El cristianismo apunta alto cuando de amar a los semejantes se trata: “¿Quiénes son mi madre y mis hermanos?” (Mc 3, 33) contesta Jesús ante la insistencia de sus familiares que lo buscan cuando él está con la multitud. En otras palabras él está diciendo que para el cristiano, todo ser humano debe ser un hermano y esto con todas las consecuencias. Difícil tarea porque las relaciones -de familia, amistad, compañerismo- son fuertes pero al mismo tiempo son frágiles: los seres humanos somos limitados y nos equivocamos con facilidad.
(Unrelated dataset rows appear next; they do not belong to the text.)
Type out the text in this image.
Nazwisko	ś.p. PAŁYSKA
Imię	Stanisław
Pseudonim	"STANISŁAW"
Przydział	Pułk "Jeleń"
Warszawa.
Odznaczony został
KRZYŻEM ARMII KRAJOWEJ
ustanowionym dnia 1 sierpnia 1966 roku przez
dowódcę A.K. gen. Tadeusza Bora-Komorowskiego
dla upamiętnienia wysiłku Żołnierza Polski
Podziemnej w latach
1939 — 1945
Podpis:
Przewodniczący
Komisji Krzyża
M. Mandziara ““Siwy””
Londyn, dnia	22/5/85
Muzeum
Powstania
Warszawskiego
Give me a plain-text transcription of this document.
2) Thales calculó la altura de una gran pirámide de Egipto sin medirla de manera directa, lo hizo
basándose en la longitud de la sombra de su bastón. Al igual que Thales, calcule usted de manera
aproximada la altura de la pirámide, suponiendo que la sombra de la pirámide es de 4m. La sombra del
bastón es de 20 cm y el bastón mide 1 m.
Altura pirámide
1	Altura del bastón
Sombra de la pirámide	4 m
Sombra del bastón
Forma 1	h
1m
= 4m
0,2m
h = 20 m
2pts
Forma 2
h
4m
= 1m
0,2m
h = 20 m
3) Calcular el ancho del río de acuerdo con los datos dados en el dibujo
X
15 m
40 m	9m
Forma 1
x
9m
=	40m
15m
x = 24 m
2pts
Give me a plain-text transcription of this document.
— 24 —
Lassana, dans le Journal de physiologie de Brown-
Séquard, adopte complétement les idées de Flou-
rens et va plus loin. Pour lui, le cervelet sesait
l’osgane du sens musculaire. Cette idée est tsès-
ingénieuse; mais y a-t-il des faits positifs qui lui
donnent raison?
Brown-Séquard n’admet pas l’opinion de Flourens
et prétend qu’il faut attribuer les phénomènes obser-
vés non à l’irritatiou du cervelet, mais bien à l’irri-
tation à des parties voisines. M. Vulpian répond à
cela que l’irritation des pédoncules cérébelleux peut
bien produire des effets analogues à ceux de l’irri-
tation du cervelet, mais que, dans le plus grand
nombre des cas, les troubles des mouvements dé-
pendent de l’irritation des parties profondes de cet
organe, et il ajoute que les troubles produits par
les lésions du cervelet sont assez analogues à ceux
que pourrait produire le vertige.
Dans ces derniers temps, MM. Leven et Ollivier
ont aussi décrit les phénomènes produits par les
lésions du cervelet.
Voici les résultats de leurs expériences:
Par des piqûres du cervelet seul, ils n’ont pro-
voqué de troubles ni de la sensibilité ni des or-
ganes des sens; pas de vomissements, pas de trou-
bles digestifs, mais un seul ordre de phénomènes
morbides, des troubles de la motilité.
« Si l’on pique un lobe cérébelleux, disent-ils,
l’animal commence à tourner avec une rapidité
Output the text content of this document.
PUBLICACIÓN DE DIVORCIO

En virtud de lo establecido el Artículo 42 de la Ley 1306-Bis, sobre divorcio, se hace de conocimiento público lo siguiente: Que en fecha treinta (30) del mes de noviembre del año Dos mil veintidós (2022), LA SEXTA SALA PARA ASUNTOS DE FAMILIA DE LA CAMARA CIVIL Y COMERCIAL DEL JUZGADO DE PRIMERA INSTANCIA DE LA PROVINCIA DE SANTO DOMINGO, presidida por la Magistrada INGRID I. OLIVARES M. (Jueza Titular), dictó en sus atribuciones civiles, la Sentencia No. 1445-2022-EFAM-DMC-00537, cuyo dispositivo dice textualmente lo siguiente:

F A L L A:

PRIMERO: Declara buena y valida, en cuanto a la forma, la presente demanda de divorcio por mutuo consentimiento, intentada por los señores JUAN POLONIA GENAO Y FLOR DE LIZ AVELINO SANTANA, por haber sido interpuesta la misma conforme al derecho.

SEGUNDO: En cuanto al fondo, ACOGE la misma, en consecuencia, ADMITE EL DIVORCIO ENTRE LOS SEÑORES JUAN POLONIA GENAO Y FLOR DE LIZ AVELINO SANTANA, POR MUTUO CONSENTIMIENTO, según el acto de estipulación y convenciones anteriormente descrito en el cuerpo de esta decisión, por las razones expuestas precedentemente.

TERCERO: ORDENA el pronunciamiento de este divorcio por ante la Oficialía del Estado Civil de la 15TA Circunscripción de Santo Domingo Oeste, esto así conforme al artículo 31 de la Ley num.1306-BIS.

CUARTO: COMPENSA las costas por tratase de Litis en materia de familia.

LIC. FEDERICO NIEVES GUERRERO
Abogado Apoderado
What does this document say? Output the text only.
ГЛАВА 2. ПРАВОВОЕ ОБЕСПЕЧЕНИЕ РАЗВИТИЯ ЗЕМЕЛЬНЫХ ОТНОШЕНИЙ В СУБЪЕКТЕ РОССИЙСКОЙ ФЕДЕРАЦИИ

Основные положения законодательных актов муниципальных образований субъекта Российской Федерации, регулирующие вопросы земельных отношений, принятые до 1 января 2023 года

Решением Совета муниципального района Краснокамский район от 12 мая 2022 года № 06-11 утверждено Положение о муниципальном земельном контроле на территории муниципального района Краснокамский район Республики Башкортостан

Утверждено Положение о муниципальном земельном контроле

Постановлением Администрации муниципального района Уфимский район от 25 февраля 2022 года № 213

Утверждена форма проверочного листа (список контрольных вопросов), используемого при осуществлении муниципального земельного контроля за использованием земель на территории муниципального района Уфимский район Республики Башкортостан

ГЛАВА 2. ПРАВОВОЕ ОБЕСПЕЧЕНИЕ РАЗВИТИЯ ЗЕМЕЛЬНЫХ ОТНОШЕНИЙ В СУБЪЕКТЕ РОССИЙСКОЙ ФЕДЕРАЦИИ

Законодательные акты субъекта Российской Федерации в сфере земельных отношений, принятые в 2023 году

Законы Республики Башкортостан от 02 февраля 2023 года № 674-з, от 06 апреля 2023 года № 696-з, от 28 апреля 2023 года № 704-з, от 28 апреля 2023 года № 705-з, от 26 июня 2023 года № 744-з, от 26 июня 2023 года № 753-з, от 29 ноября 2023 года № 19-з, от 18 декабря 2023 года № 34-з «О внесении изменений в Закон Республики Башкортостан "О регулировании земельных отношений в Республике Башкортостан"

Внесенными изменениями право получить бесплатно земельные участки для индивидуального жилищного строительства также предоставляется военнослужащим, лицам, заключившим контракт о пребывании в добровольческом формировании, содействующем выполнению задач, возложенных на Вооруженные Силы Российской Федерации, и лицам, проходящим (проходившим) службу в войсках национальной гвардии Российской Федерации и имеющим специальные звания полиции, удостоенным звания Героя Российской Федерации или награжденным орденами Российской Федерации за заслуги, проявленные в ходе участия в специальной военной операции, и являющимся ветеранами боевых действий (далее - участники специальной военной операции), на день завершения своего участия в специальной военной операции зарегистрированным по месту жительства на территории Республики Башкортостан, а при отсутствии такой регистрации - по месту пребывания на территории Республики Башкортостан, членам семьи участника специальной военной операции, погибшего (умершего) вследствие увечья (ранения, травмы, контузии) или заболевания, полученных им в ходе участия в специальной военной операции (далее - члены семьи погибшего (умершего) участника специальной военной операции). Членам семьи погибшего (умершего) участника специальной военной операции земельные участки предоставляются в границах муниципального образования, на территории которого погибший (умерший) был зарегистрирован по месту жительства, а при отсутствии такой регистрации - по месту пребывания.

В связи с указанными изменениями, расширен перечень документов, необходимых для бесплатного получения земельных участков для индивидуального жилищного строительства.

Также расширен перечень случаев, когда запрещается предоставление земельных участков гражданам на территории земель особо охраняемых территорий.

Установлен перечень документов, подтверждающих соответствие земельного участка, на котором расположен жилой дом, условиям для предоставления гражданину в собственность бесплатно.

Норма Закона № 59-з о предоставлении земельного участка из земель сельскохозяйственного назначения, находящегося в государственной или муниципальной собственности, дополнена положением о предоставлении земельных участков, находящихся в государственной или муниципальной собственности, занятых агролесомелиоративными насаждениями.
Todos hemos ofendido y herido a otros. Por lo tanto, también a todos nos han ofendido. El cristiano está llamado no a NO cometer errores en las relaciones, pero SI a tener la humildad suficiente para pedir disculpas o para perdonar todas las veces que sea necesario. Para ser capaces de perdonar es necesario hacernos la pregunta ¿Quién puede decir que no ha ofendido a los demás? Responder con sinceridad nos orienta a reconocer, como dice el evangelio, que muchas veces nos convertimos en jueces de “la paja del vecino sin percibir la viga que tenemos en nuestro propio ojo” (Mt 7, 3). Las justificaciones nos sobran a la hora de excusar nuestros errores pero no encontramos razones cuando de perdonar a los otros se trata. Así se destruyen familias, se dejan de hablar los hermanos, se rompen las amistades, todo esto por no aceptar que efectivamente se cometió un error pero que también todos tenemos derecho a corregirlo y comenzar de nuevo. Sorprende ver como los seguidores de otras experiencias espirituales buscan la armonía con el cosmos, con los animales, con los demás. Sería absurdo que los cristianos no fuéramos pioneros en esas actitudes. Para nosotros no es sólo buscar la armonía. Es el encuentro con Dios mismo lo que esta en juego.
Muchos propósitos se podrían hacer pero tal vez basta escuchar el querer de Dios y entusiasmarnos por realizarlo: El sólo quiere “que practiques la justicia, que SEPAS AMAR y te portes humildemente con tu Dios” (Mi 6, 8).